Bernard Kouchner s’est rendu à Kaboul les 17 et 18 octobre, dans un contexte rendu tendu par les retards dans la publication des résultats de l’élection présidentielle, pour y délivrer un message de rassemblement et de confiance et encourager nos partenaires afghans à respecter les aspirations des Afghans exprimées par le scrutin.
Bernard Kouchner a rencontré à deux reprises le Président Karzaï et son opposant, M. Abdullah Abdullah. Il s’est également entretenu avec le Sénateur Kerry, Président de la Commission des Affaires étrangères du Sénat américain, qui était présent à Kaboul. Il a enfin rencontré les représentants de plusieurs pays engagés en Afghanistan. Il a aussi rencontré Kai Eide, représentant spécial du secrétaire général des Nations unies ainsi que le Docteur Spanta, ministre afghan des Affaires étrangères.

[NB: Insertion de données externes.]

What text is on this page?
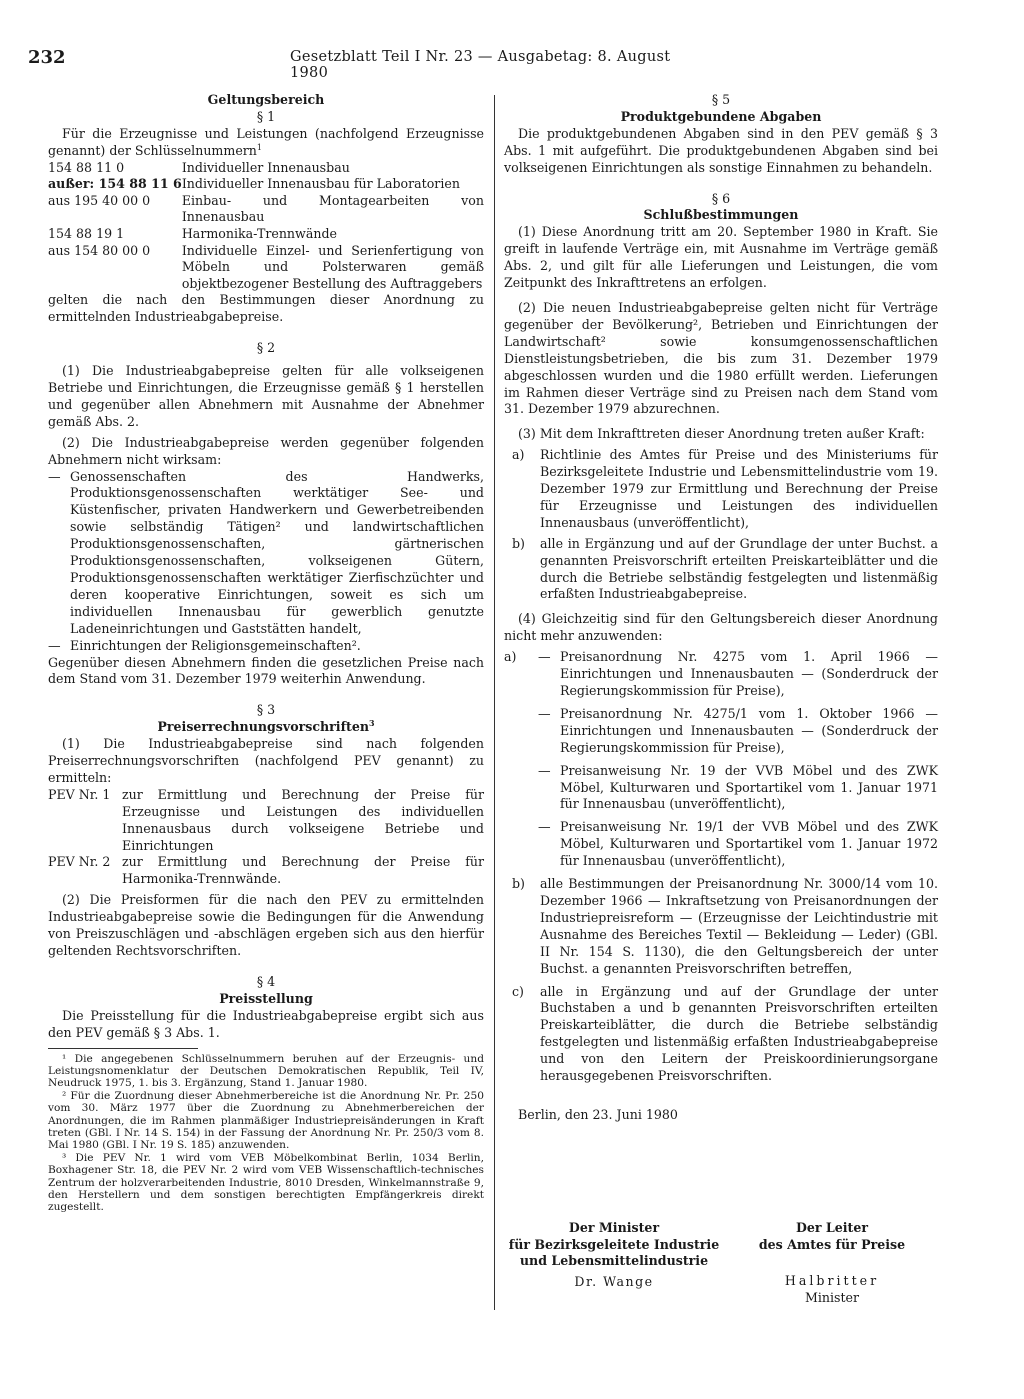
232	Gesetzblatt Teil I Nr. 23 — Ausgabetag: 8. August 1980

Geltungsbereich

§ 1

Für die Erzeugnisse und Leistungen (nachfolgend Erzeugnisse genannt) der Schlüsselnummern$^1$

154 88 11 0	Individueller Innenausbau
außer: 154 88 11 6	Individueller Innenausbau für Laboratorien
aus 195 40 00 0	Einbau- und Montagearbeiten von Innenausbau
154 88 19 1	Harmonika-Trennwände
aus 154 80 00 0	Individuelle Einzel- und Serienfertigung von Möbeln und Polsterwaren gemäß objektbezogener Bestellung des Auftraggebers

gelten die nach den Bestimmungen dieser Anordnung zu ermittelnden Industrieabgabepreise.

§ 2

(1) Die Industrieabgabepreise gelten für alle volkseigenen Betriebe und Einrichtungen, die Erzeugnisse gemäß § 1 herstellen und gegenüber allen Abnehmern mit Ausnahme der Abnehmer gemäß Abs. 2.

(2) Die Industrieabgabepreise werden gegenüber folgenden Abnehmern nicht wirksam:

— Genossenschaften des Handwerks, Produktionsgenossenschaften werktätiger See- und Küstenfischer, privaten Handwerkern und Gewerbetreibenden sowie selbständig Tätigen² und landwirtschaftlichen Produktionsgenossenschaften, gärtnerischen Produktionsgenossenschaften, volkseigenen Gütern, Produktionsgenossenschaften werktätiger Zierfischzüchter und deren kooperative Einrichtungen, soweit es sich um individuellen Innenausbau für gewerblich genutzte Ladeneinrichtungen und Gaststätten handelt,
— Einrichtungen der Religionsgemeinschaften².

Gegenüber diesen Abnehmern finden die gesetzlichen Preise nach dem Stand vom 31. Dezember 1979 weiterhin Anwendung.

§ 3

Preiserrechnungsvorschriften$^3$

(1) Die Industrieabgabepreise sind nach folgenden Preiserrechnungsvorschriften (nachfolgend PEV genannt) zu ermitteln:

PEV Nr. 1 zur Ermittlung und Berechnung der Preise für Erzeugnisse und Leistungen des individuellen Innenausbaus durch volkseigene Betriebe und Einrichtungen
PEV Nr. 2 zur Ermittlung und Berechnung der Preise für Harmonika-Trennwände.

(2) Die Preisformen für die nach den PEV zu ermittelnden Industrieabgabepreise sowie die Bedingungen für die Anwendung von Preiszuschlägen und -abschlägen ergeben sich aus den hierfür geltenden Rechtsvorschriften.

§ 4

Preisstellung

Die Preisstellung für die Industrieabgabepreise ergibt sich aus den PEV gemäß § 3 Abs. 1.

¹ Die angegebenen Schlüsselnummern beruhen auf der Erzeugnis- und Leistungsnomenklatur der Deutschen Demokratischen Republik, Teil IV, Neudruck 1975, 1. bis 3. Ergänzung, Stand 1. Januar 1980.

² Für die Zuordnung dieser Abnehmerbereiche ist die Anordnung Nr. Pr. 250 vom 30. März 1977 über die Zuordnung zu Abnehmerbereichen der Anordnungen, die im Rahmen planmäßiger Industriepreisänderungen in Kraft treten (GBl. I Nr. 14 S. 154) in der Fassung der Anordnung Nr. Pr. 250/3 vom 8. Mai 1980 (GBl. I Nr. 19 S. 185) anzuwenden.

³ Die PEV Nr. 1 wird vom VEB Möbelkombinat Berlin, 1034 Berlin, Boxhagener Str. 18, die PEV Nr. 2 wird vom VEB Wissenschaftlich-technisches Zentrum der holzverarbeitenden Industrie, 8010 Dresden, Winkelmannstraße 9, den Herstellern und dem sonstigen berechtigten Empfängerkreis direkt zugestellt.

§ 5

Produktgebundene Abgaben

Die produktgebundenen Abgaben sind in den PEV gemäß § 3 Abs. 1 mit aufgeführt. Die produktgebundenen Abgaben sind bei volkseigenen Einrichtungen als sonstige Einnahmen zu behandeln.

§ 6

Schlußbestimmungen

(1) Diese Anordnung tritt am 20. September 1980 in Kraft. Sie greift in laufende Verträge ein, mit Ausnahme im Verträge gemäß Abs. 2, und gilt für alle Lieferungen und Leistungen, die vom Zeitpunkt des Inkrafttretens an erfolgen.

(2) Die neuen Industrieabgabepreise gelten nicht für Verträge gegenüber der Bevölkerung², Betrieben und Einrichtungen der Landwirtschaft² sowie konsumgenossenschaftlichen Dienstleistungsbetrieben, die bis zum 31. Dezember 1979 abgeschlossen wurden und die 1980 erfüllt werden. Lieferungen im Rahmen dieser Verträge sind zu Preisen nach dem Stand vom 31. Dezember 1979 abzurechnen.

(3) Mit dem Inkrafttreten dieser Anordnung treten außer Kraft:

a) Richtlinie des Amtes für Preise und des Ministeriums für Bezirksgeleitete Industrie und Lebensmittelindustrie vom 19. Dezember 1979 zur Ermittlung und Berechnung der Preise für Erzeugnisse und Leistungen des individuellen Innenausbaus (unveröffentlicht),
b) alle in Ergänzung und auf der Grundlage der unter Buchst. a genannten Preisvorschrift erteilten Preiskarteiblätter und die durch die Betriebe selbständig festgelegten und listenmäßig erfaßten Industrieabgabepreise.

(4) Gleichzeitig sind für den Geltungsbereich dieser Anordnung nicht mehr anzuwenden:

a) — Preisanordnung Nr. 4275 vom 1. April 1966 — Einrichtungen und Innenausbauten — (Sonderdruck der Regierungskommission für Preise),
— Preisanordnung Nr. 4275/1 vom 1. Oktober 1966 — Einrichtungen und Innenausbauten — (Sonderdruck der Regierungskommission für Preise),
— Preisanweisung Nr. 19 der VVB Möbel und des ZWK Möbel, Kulturwaren und Sportartikel vom 1. Januar 1971 für Innenausbau (unveröffentlicht),
— Preisanweisung Nr. 19/1 der VVB Möbel und des ZWK Möbel, Kulturwaren und Sportartikel vom 1. Januar 1972 für Innenausbau (unveröffentlicht),
b) alle Bestimmungen der Preisanordnung Nr. 3000/14 vom 10. Dezember 1966 — Inkraftsetzung von Preisanordnungen der Industriepreisreform — (Erzeugnisse der Leichtindustrie mit Ausnahme des Bereiches Textil — Bekleidung — Leder) (GBl. II Nr. 154 S. 1130), die den Geltungsbereich der unter Buchst. a genannten Preisvorschriften betreffen,
c) alle in Ergänzung und auf der Grundlage der unter Buchstaben a und b genannten Preisvorschriften erteilten Preiskarteiblätter, die durch die Betriebe selbständig festgelegten und listenmäßig erfaßten Industrieabgabepreise und von den Leitern der Preiskoordinierungsorgane herausgegebenen Preisvorschriften.

Berlin, den 23. Juni 1980

Der Minister

für Bezirksgeleitete Industrie

und Lebensmittelindustrie

Dr. Wange

Der Leiter

des Amtes für Preise

Halbritter

Minister
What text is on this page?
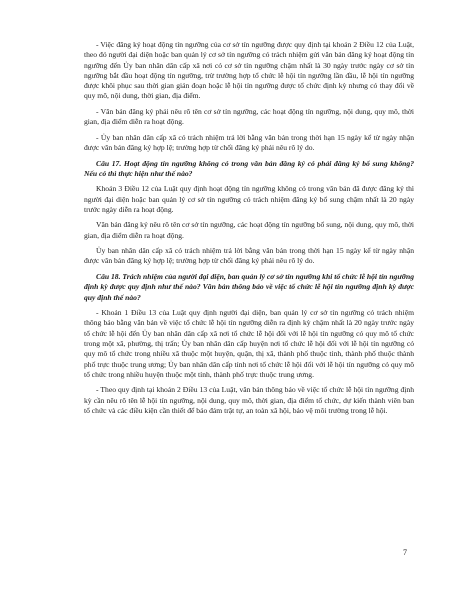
- Việc đăng ký hoạt động tín ngưỡng của cơ sở tín ngưỡng được quy định tại khoản 2 Điều 12 của Luật, theo đó người đại diện hoặc ban quản lý cơ sở tín ngưỡng có trách nhiệm gửi văn bản đăng ký hoạt động tín ngưỡng đến Ủy ban nhân dân cấp xã nơi có cơ sở tín ngưỡng chậm nhất là 30 ngày trước ngày cơ sở tín ngưỡng bắt đầu hoạt động tín ngưỡng, trừ trường hợp tổ chức lễ hội tín ngưỡng lần đầu, lễ hội tín ngưỡng được khôi phục sau thời gian gián đoạn hoặc lễ hội tín ngưỡng được tổ chức định kỳ nhưng có thay đổi về quy mô, nội dung, thời gian, địa điểm.

- Văn bản đăng ký phải nêu rõ tên cơ sở tín ngưỡng, các hoạt động tín ngưỡng, nội dung, quy mô, thời gian, địa điểm diễn ra hoạt động.

- Ủy ban nhân dân cấp xã có trách nhiệm trả lời bằng văn bản trong thời hạn 15 ngày kể từ ngày nhận được văn bản đăng ký hợp lệ; trường hợp từ chối đăng ký phải nêu rõ lý do.

Câu 17. Hoạt động tín ngưỡng không có trong văn bản đăng ký có phải đăng ký bổ sung không? Nếu có thì thực hiện như thế nào?

Khoản 3 Điều 12 của Luật quy định hoạt động tín ngưỡng không có trong văn bản đã được đăng ký thì người đại diện hoặc ban quản lý cơ sở tín ngưỡng có trách nhiệm đăng ký bổ sung chậm nhất là 20 ngày trước ngày diễn ra hoạt động.

Văn bản đăng ký nêu rõ tên cơ sở tín ngưỡng, các hoạt động tín ngưỡng bổ sung, nội dung, quy mô, thời gian, địa điểm diễn ra hoạt động.

Ủy ban nhân dân cấp xã có trách nhiệm trả lời bằng văn bản trong thời hạn 15 ngày kể từ ngày nhận được văn bản đăng ký hợp lệ; trường hợp từ chối đăng ký phải nêu rõ lý do.

Câu 18. Trách nhiệm của người đại diện, ban quản lý cơ sở tín ngưỡng khi tổ chức lễ hội tín ngưỡng định kỳ được quy định như thế nào? Văn bản thông báo về việc tổ chức lễ hội tín ngưỡng định kỳ được quy định thế nào?

- Khoản 1 Điều 13 của Luật quy định người đại diện, ban quản lý cơ sở tín ngưỡng có trách nhiệm thông báo bằng văn bản về việc tổ chức lễ hội tín ngưỡng diễn ra định kỳ chậm nhất là 20 ngày trước ngày tổ chức lễ hội đến Ủy ban nhân dân cấp xã nơi tổ chức lễ hội đối với lễ hội tín ngưỡng có quy mô tổ chức trong một xã, phường, thị trấn; Ủy ban nhân dân cấp huyện nơi tổ chức lễ hội đối với lễ hội tín ngưỡng có quy mô tổ chức trong nhiều xã thuộc một huyện, quận, thị xã, thành phố thuộc tỉnh, thành phố thuộc thành phố trực thuộc trung ương; Ủy ban nhân dân cấp tỉnh nơi tổ chức lễ hội đối với lễ hội tín ngưỡng có quy mô tổ chức trong nhiều huyện thuộc một tỉnh, thành phố trực thuộc trung ương.

- Theo quy định tại khoản 2 Điều 13 của Luật, văn bản thông báo về việc tổ chức lễ hội tín ngưỡng định kỳ cần nêu rõ tên lễ hội tín ngưỡng, nội dung, quy mô, thời gian, địa điểm tổ chức, dự kiến thành viên ban tổ chức và các điều kiện cần thiết để bảo đảm trật tự, an toàn xã hội, bảo vệ môi trường trong lễ hội.

7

Ce déplacement, prévu de longue date, a été rendu nécessaire par le blocage de la situation : les résultats du scrutin tenu le 20 août ne sont toujours pas connus, et des soupçons de fraude l’ont entaché, qui font l’objet de vérifications de la part de la Commission des recours électoraux.
La période actuelle est cruciale dans l’histoire du pays : comme l’a rappelé Bernard Kouchner, ces élections marqueront une nouvelle étape dans la consolidation de l’état de droit, la reconstruction du pays et la fondation d’institutions stables. Il est nécessaire que de ce scrutin émerge un gouvernement reconnu, avec qui nous travaillerons dans les prochains mois et prochaines années pour accroître la sécurité de ce pays et son développement. La France continuera à soutenir l’Afghanistan dans ce sens.
Dans ce contexte, il est nécessaire que l’esprit de responsabilité prédomine avec la préoccupation centrale de l’unité nationale. Au cours de leurs entretiens avec Bernard Kouchner, le Président Karzai et M. Abdullah Abdullah se sont engagés à respecter les résultats du scrutin quels qu’ils soient, y compris si un second tour devait être organisé. Le Président Karzaï a convenu avec Bernard Kouchner de la nécessité de travailler avec son adversaire, le Dr Abullah Abdullah pour la mise en œuvre d’un véritable programme de développement et de réforme. Il est impératif que les Afghans se rassemblent autour des priorités premières que sont la sécurité et la reconstruction.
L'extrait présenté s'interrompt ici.